Our ‘Mygration Story’ series tracks the family histories of staff and fellows at UNU. The aim is to show that many of us owe our lives and careers to the courage of migrant ancestors. People who left their homes to build safer or better lives — for themselves and for their children. With this series we want to show that migration is not an historical aberration, but a surprisingly common element in family histories worldwide.
I would define my family in light of the lasting integration of Europe, which began with three Catholic Founding Fathers in 1945. When a handful of visionaries – Adenauer, De Gasperi, and Schuman – put us on the path to an integrated Europe; to the peaceful borderless region that we live in today.
My family has been Italian for generations. My grandparents and great-grandparents were all Italian. They moved domestically a bit: from Apulia on my mother’s side and from Umbria on my father’s side, before finally settling in Rome. Both my parents were born there, as was I in 1979, and I lived happily and comfortably in the Italian capital until 2007: a typical pampered Italian child.

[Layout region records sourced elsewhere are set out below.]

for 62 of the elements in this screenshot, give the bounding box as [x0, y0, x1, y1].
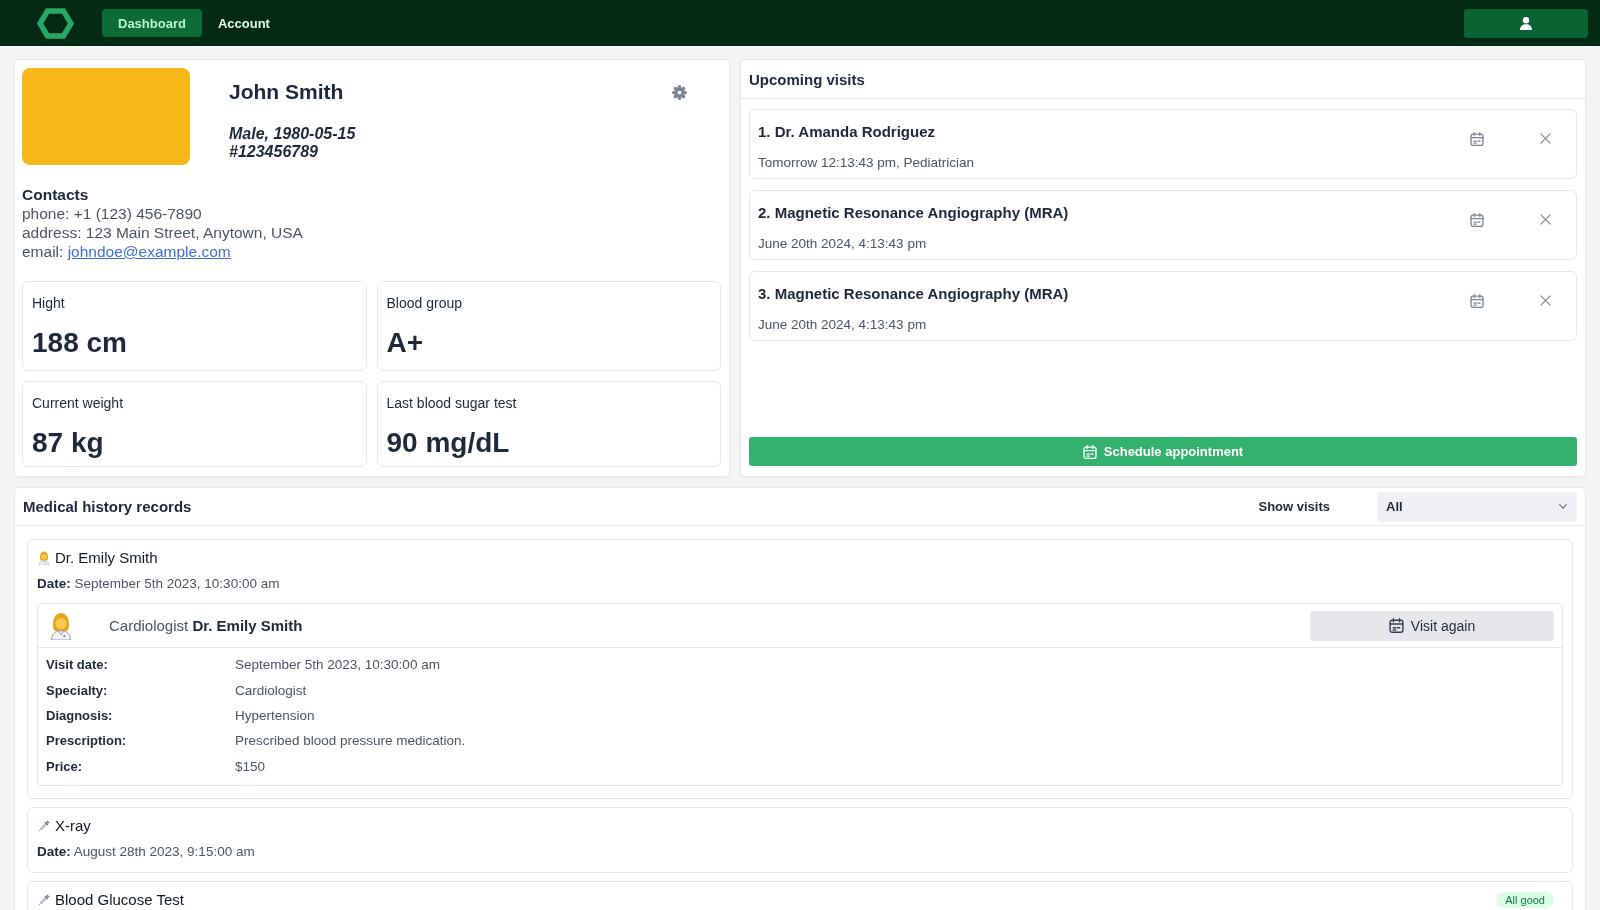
- calendar-icon[interactable]: [1470, 212, 1484, 227]
- syringe-icon: [38, 893, 50, 906]
- record-title: X-ray: [55, 815, 91, 836]
- contact-line: phone: +1 (123) 456-7890: [22, 204, 203, 223]
- calendar-icon[interactable]: [1470, 131, 1484, 146]
- detail-label: Diagnosis:: [46, 707, 114, 723]
- detail-label: Visit date:: [46, 657, 109, 673]
- panel-title: Upcoming visits: [749, 70, 865, 88]
- appointment-title: 1. Dr. Amanda Rodriguez: [758, 122, 936, 142]
- detail-label: Specialty:: [46, 682, 109, 698]
- record-title: Dr. Emily Smith: [55, 548, 158, 568]
- contacts-heading: Contacts: [22, 185, 90, 204]
- appointment-time: Tomorrow 12:13:43 pm, Pediatrician: [758, 155, 976, 171]
- contact-line: address: 123 Main Street, Anytown, USA: [22, 223, 304, 242]
- appointment-time: June 20th 2024, 4:13:43 pm: [758, 236, 928, 252]
- status-badge: All good: [1496, 891, 1554, 908]
- stat-label: Blood group: [386, 295, 463, 311]
- patient-detail: Male, 1980-05-15: [229, 125, 357, 143]
- detail-value: Cardiologist: [235, 682, 308, 698]
- patient-detail: #123456789: [229, 143, 319, 161]
- close-icon[interactable]: [1540, 295, 1551, 306]
- stat-label: Last blood sugar test: [386, 395, 518, 411]
- appointment-title: 2. Magnetic Resonance Angiography (MRA): [758, 203, 1070, 223]
- chevron-down-icon[interactable]: [1559, 504, 1567, 509]
- settings-icon[interactable]: [672, 85, 687, 100]
- stat-value: 87 kg: [32, 427, 105, 459]
- stat-label: Hight: [32, 295, 66, 311]
- person-icon: [49, 611, 73, 640]
- patient-name: John Smith: [229, 80, 345, 104]
- detail-label: Price:: [46, 758, 84, 774]
- stat-value: A+: [386, 327, 425, 359]
- contact-line: email: johndoe@example.com: [22, 242, 232, 261]
- email-link[interactable]: johndoe@example.com: [67, 243, 231, 260]
- user-menu-button[interactable]: [1464, 8, 1588, 38]
- detail-value: September 5th 2023, 10:30:00 am: [235, 657, 441, 673]
- filter-label: Show visits: [1258, 499, 1330, 514]
- visits-filter-select[interactable]: All: [1377, 491, 1577, 522]
- appointment-title: 3. Magnetic Resonance Angiography (MRA): [758, 284, 1070, 304]
- close-icon[interactable]: [1540, 133, 1551, 144]
- detail-label: Prescription:: [46, 733, 128, 749]
- record-date: Date: September 5th 2023, 10:30:00 am: [37, 576, 281, 592]
- nav-tab[interactable]: Dashboard: [102, 9, 202, 37]
- nav-tab[interactable]: Account: [201, 9, 286, 37]
- detail-value: $150: [235, 758, 267, 774]
- visit-heading: Cardiologist Dr. Emily Smith: [109, 615, 303, 636]
- calendar-icon[interactable]: [1470, 293, 1484, 308]
- person-icon: [38, 551, 50, 565]
- close-icon[interactable]: [1540, 214, 1551, 225]
- calendar-icon[interactable]: [1388, 618, 1404, 633]
- hexagon-logo[interactable]: [37, 7, 74, 39]
- record-date: Date: August 28th 2023, 9:15:00 am: [37, 843, 256, 860]
- visit-again-button[interactable]: Visit again: [1310, 610, 1554, 641]
- appointment-time: June 20th 2024, 4:13:43 pm: [758, 317, 928, 333]
- panel-title: Medical history records: [23, 498, 193, 515]
- user-icon[interactable]: [1520, 16, 1532, 30]
- stat-value: 90 mg/dL: [386, 427, 511, 459]
- stat-value: 188 cm: [32, 327, 128, 359]
- syringe-icon: [38, 819, 50, 832]
- record-title: Blood Glucose Test: [55, 889, 184, 910]
- detail-value: Hypertension: [235, 707, 316, 723]
- detail-value: Prescribed blood pressure medication.: [235, 733, 467, 749]
- stat-label: Current weight: [32, 395, 125, 411]
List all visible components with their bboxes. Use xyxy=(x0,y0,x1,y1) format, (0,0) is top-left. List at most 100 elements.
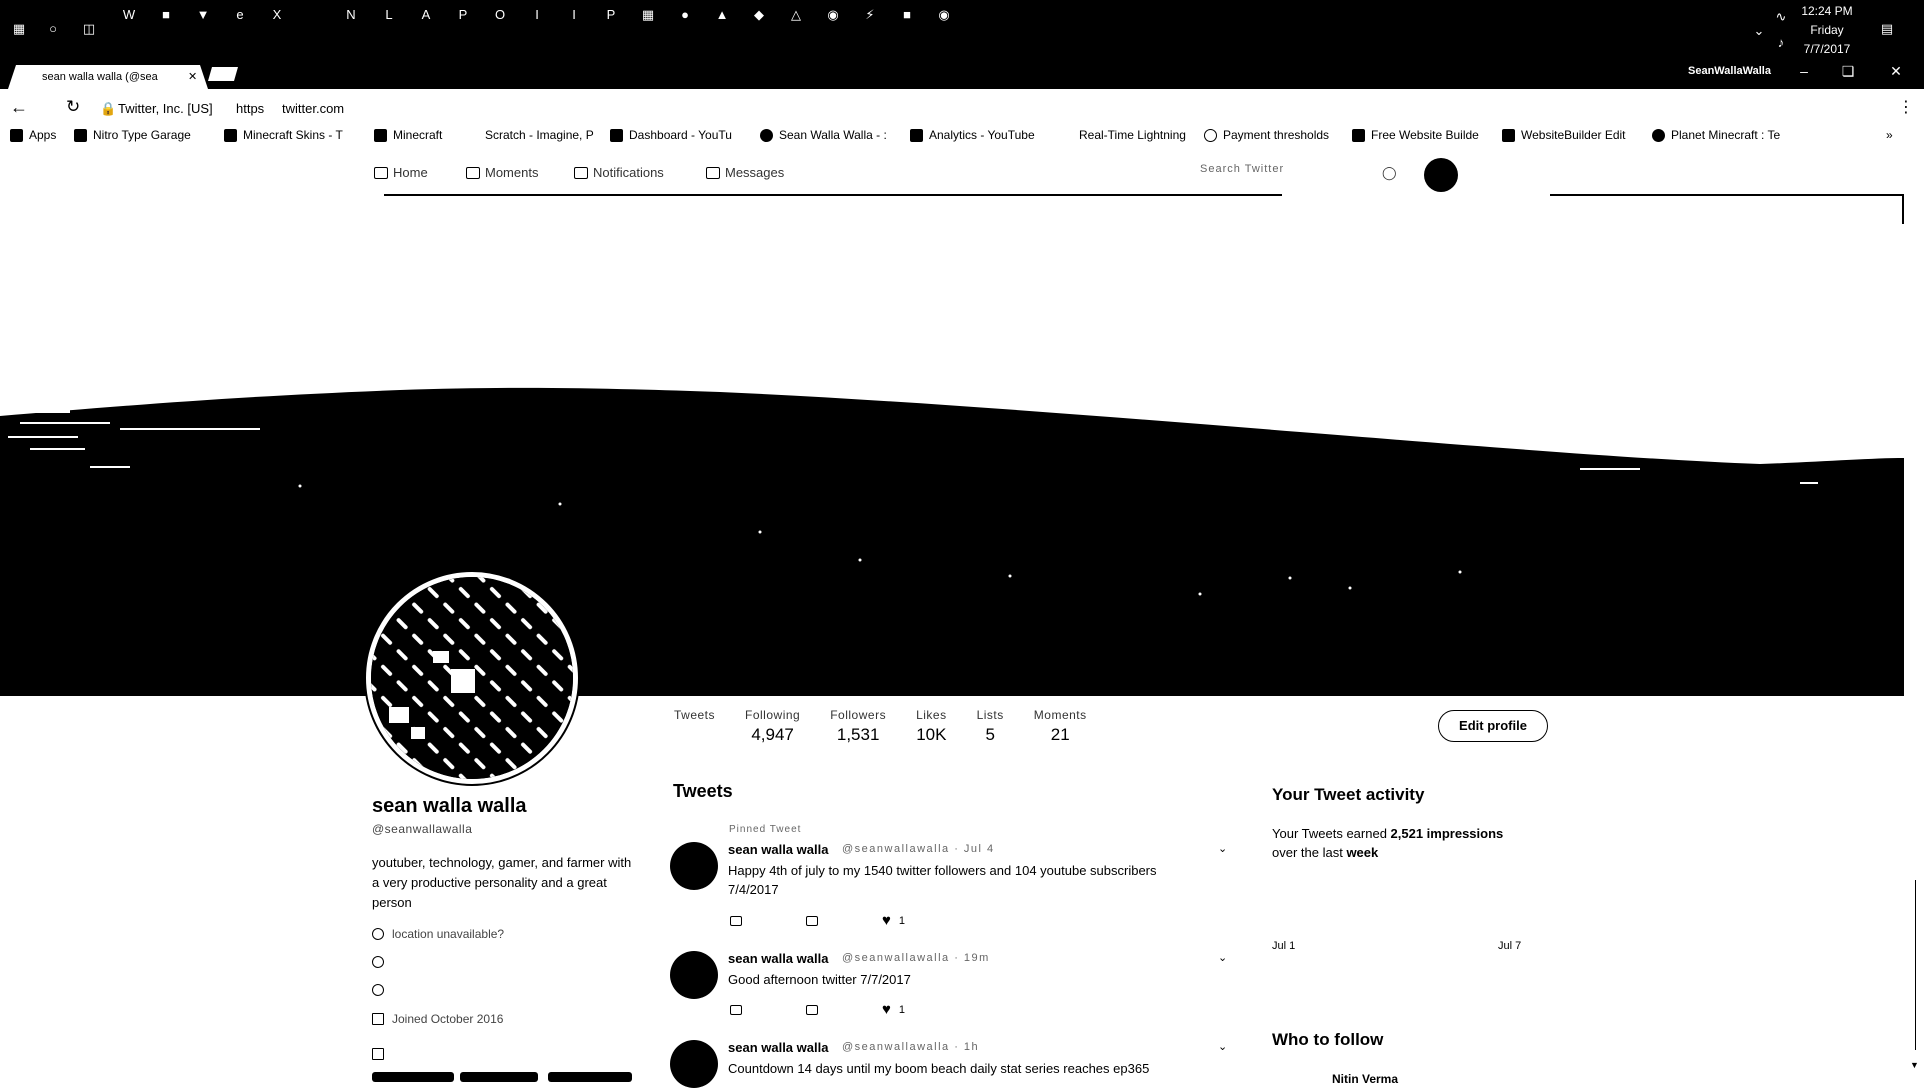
browser-tab-active[interactable]: sean walla walla (@sea ✕ xyxy=(8,65,208,89)
chrome-icon[interactable]: ◉ xyxy=(933,6,955,24)
profile-name[interactable]: sean walla walla xyxy=(372,795,527,818)
profile-handle[interactable]: @seanwallawalla xyxy=(372,822,472,836)
tweet-avatar[interactable] xyxy=(670,1040,718,1088)
app-icon[interactable]: ● xyxy=(674,6,696,24)
store-icon[interactable]: ▼ xyxy=(192,6,214,24)
tweet-author-name[interactable]: sean walla walla xyxy=(728,842,828,857)
task-view-icon[interactable]: ◫ xyxy=(78,20,100,38)
app-icon[interactable]: N xyxy=(340,6,362,24)
cortana-icon[interactable]: ○ xyxy=(42,20,64,38)
nav-home[interactable]: Home xyxy=(374,165,428,180)
excel-icon[interactable]: X xyxy=(266,6,288,24)
bookmark-item[interactable]: Sean Walla Walla - : xyxy=(760,128,887,142)
stat-moments[interactable]: Moments 21 xyxy=(1034,708,1087,745)
system-clock[interactable]: 12:24 PM Friday 7/7/2017 xyxy=(1792,2,1862,59)
profile-action-button[interactable] xyxy=(460,1072,538,1082)
like-button[interactable]: ♥ 1 xyxy=(882,912,958,929)
chevron-up-icon[interactable]: ⌄ xyxy=(1748,22,1770,40)
bookmark-item[interactable]: Real-Time Lightning xyxy=(1060,128,1186,142)
close-window-icon[interactable]: ✕ xyxy=(1886,63,1906,80)
stat-tweets[interactable]: Tweets xyxy=(674,708,715,745)
app-icon[interactable]: △ xyxy=(785,6,807,24)
tweet-card[interactable]: sean walla walla @seanwallawalla · Jul 4… xyxy=(670,842,1230,932)
chevron-down-icon[interactable]: ⌄ xyxy=(1218,842,1227,855)
nav-avatar[interactable] xyxy=(1424,158,1458,192)
profile-avatar[interactable] xyxy=(366,572,578,784)
app-icon[interactable]: P xyxy=(600,6,622,24)
bookmark-item[interactable]: WebsiteBuilder Edit xyxy=(1502,128,1626,142)
app-icon[interactable]: P xyxy=(452,6,474,24)
bookmark-item[interactable]: Dashboard - YouTu xyxy=(610,128,732,142)
retweet-button[interactable] xyxy=(806,915,882,926)
stat-lists[interactable]: Lists 5 xyxy=(977,708,1004,745)
minimize-icon[interactable]: – xyxy=(1794,63,1814,79)
volume-icon[interactable]: ♪ xyxy=(1770,34,1792,52)
tweet-author-handle[interactable]: @seanwallawalla · 19m xyxy=(842,952,990,964)
reload-icon[interactable]: ↻ xyxy=(66,97,80,117)
app-icon[interactable]: L xyxy=(378,6,400,24)
close-tab-icon[interactable]: ✕ xyxy=(188,65,197,89)
bookmarks-overflow-icon[interactable]: » xyxy=(1886,128,1893,142)
bookmark-item[interactable]: Minecraft Skins - T xyxy=(224,128,343,142)
app-icon[interactable]: O xyxy=(489,6,511,24)
tweet-author-name[interactable]: sean walla walla xyxy=(728,1040,828,1055)
menu-icon[interactable]: ⋮ xyxy=(1898,97,1914,117)
site-identity[interactable]: Twitter, Inc. [US] xyxy=(118,101,213,116)
start-icon[interactable]: ▦ xyxy=(8,20,30,38)
action-center-icon[interactable]: ▤ xyxy=(1876,20,1898,38)
new-tab-button[interactable] xyxy=(208,67,238,81)
bookmark-item[interactable]: Planet Minecraft : Te xyxy=(1652,128,1780,142)
bookmark-item[interactable]: Free Website Builde xyxy=(1352,128,1479,142)
search-icon[interactable]: ◯ xyxy=(1382,165,1397,181)
reply-button[interactable] xyxy=(730,1004,806,1015)
tweet-author-handle[interactable]: @seanwallawalla · 1h xyxy=(842,1041,979,1053)
nav-messages[interactable]: Messages xyxy=(706,165,784,180)
retweet-button[interactable] xyxy=(806,1004,882,1015)
stat-following[interactable]: Following 4,947 xyxy=(745,708,800,745)
tweet-author-name[interactable]: sean walla walla xyxy=(728,951,828,966)
scrollbar-thumb[interactable] xyxy=(1915,880,1916,1050)
bookmark-item[interactable]: Nitro Type Garage xyxy=(74,128,191,142)
like-button[interactable]: ♥ 1 xyxy=(882,1001,958,1018)
tweet-card[interactable]: sean walla walla @seanwallawalla · 19m ⌄… xyxy=(670,951,1230,1031)
word-icon[interactable]: W xyxy=(118,6,140,24)
stat-followers[interactable]: Followers 1,531 xyxy=(830,708,886,745)
tweet-activity-title[interactable]: Your Tweet activity xyxy=(1272,785,1424,805)
url-host[interactable]: twitter.com xyxy=(282,101,344,116)
bookmark-item[interactable]: Minecraft xyxy=(374,128,442,142)
bookmark-item[interactable]: Payment thresholds xyxy=(1204,128,1329,142)
stat-likes[interactable]: Likes 10K xyxy=(916,708,947,745)
profile-action-button[interactable] xyxy=(372,1072,454,1082)
bookmark-apps[interactable]: Apps xyxy=(10,128,56,142)
tweet-author-handle[interactable]: @seanwallawalla · Jul 4 xyxy=(842,843,995,855)
tweet-card[interactable]: sean walla walla @seanwallawalla · 1h ⌄ … xyxy=(670,1040,1230,1088)
app-icon[interactable]: ▲ xyxy=(711,6,733,24)
chevron-down-icon[interactable]: ⌄ xyxy=(1218,951,1227,964)
folder-icon[interactable]: ■ xyxy=(155,6,177,24)
bookmark-item[interactable]: Scratch - Imagine, P xyxy=(466,128,594,142)
profile-action-button[interactable] xyxy=(548,1072,632,1082)
app-icon[interactable]: ■ xyxy=(896,6,918,24)
ie-icon[interactable]: e xyxy=(229,6,251,24)
chevron-down-icon[interactable]: ⌄ xyxy=(1218,1040,1227,1053)
app-icon[interactable]: ◉ xyxy=(822,6,844,24)
reply-button[interactable] xyxy=(730,915,806,926)
suggested-user-name[interactable]: Nitin Verma xyxy=(1332,1072,1398,1086)
app-icon[interactable]: I xyxy=(563,6,585,24)
app-icon[interactable]: I xyxy=(526,6,548,24)
bookmark-item[interactable]: Analytics - YouTube xyxy=(910,128,1035,142)
nav-notifications[interactable]: Notifications xyxy=(574,165,664,180)
app-icon[interactable]: ⚡ xyxy=(859,6,881,24)
wifi-icon[interactable]: ∿ xyxy=(1770,8,1792,26)
search-input[interactable]: Search Twitter xyxy=(1200,163,1400,175)
back-icon[interactable]: ← xyxy=(10,97,28,118)
restore-icon[interactable]: ❏ xyxy=(1838,63,1858,80)
nav-moments[interactable]: Moments xyxy=(466,165,538,180)
calculator-icon[interactable]: ▦ xyxy=(637,6,659,24)
tweets-header[interactable]: Tweets xyxy=(673,781,733,802)
edit-profile-button[interactable]: Edit profile xyxy=(1438,710,1548,742)
scroll-down-icon[interactable]: ▼ xyxy=(1910,1060,1919,1070)
tweet-avatar[interactable] xyxy=(670,951,718,999)
page-scrollbar[interactable]: ▼ xyxy=(1910,160,1922,1080)
app-icon[interactable]: A xyxy=(415,6,437,24)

My parents taught me to respect traditional values, but also to be open-minded. I have travelled a lot and explored countries all over the world, but the idea of leaving my birthplace as well as my family and habits was not even on my radar. Yet, in 2004, while preparing my undergraduate dissertation in International Economics, something within me started to change.
During a research stay at the California Institute of Technology, I was impressed by the various diasporas of Indian, Chinese and other international students, researchers and professors. I had heard about this phenomenon of brain drain during my undergraduate classes of International Economics but I had never figured out how big it was, what could be the reasons behind such a migration choice, or what were its economic outcomes.
I started thinking more and more about brain drain: about people’s motivations, the broader economic and psychological individual costs and, of course, the economic consequences for developing economies ‘left behind’. My undergraduate thesis in International Economics, focusing on brain drain (essentially the migration of highly skilled people) was starting to take shape.
In going through the literature, two authors came up time and again: the distinguished senior Professor Jagdish Bhagwati (Columbia University) and the younger emergent Professor Frédéric Docquier (Catholic University of Louvain). Their views were opposite but equally bright: the former criticising the economic consequences for developing countries, while the latter promoted the so-called brain gain by discovering positive feedback effects for origin economies.
I enjoyed the drafting and the defence of my thesis so much that I decided to do more academic research on the question. At that time, I became pretty sure of what I wanted to be as a ‘grown up’: an open-minded Italian researcher on economics. I applied for a Master in Development Economics and International Cooperation and for a PhD in Economics at the University of Rome ‘Tor Vergata’. A third leading economist on migration issues was based in Tor Vergata and became my initial PhD thesis supervisor, Professor Riccardo Faini.
However, something happened at the end of the second year of my PhD, as if Someone had already prepared an unexpected future for me. I never would have imagined myself joining the many skilled researchers outside of their country of origin. But that was what happened. Professor Riccardo Faini died suddenly so I could only partially pursue my academic research in Rome, given the lack of economists specialised in both development and migration issues.
To complete my PhD thesis, I therefore applied to the Catholic University of Louvain, in Belgium, in the ‘Heart of Europe’. Professor Frédéric Docquier, the leading expert on brain drain issues replied positively and hired me. I could not believe it! What I was studying and the migration issues I was specialising in were no longer so far from my own lived experience – and so I joined the Italian brain drain. This was a great benefit to my academic research. I had the chance to write my thesis within a stimulating and leading Migration Research Group made up of other dedicated and distinguished scholars.
I expanded my research interests by focusing on the feminisation of international migration, while also touching other equally important economic issues such as international financial remittances and gender empowerment. I have always, however, tried to put the human face of international migrants before hard numbers or purely economic determinants and outcomes.
In principle, my research stay at the Catholic University of Louvain should not have been forever. I had planned to go home after completing my four-year PhD. But again Providence intervened: this time in the shape of love. During my first year in Belgium, I met the man who only two years later would become my husband. A migrant himself, who had moved with his family from Spain to Belgium at the tender age of eight. A different nationality but the same traditional values. That’s the beginning of my EU integrated family: an Italian researcher, married to a half-French, half-Spanish husband, with three half-Spanish, half-Italian children, living in Belgium. Could the EU Founding Fathers ever have hoped for a more integrated European perspective?
The opinions expressed here are the author’s own; they do not necessarily reflect the views of UNU.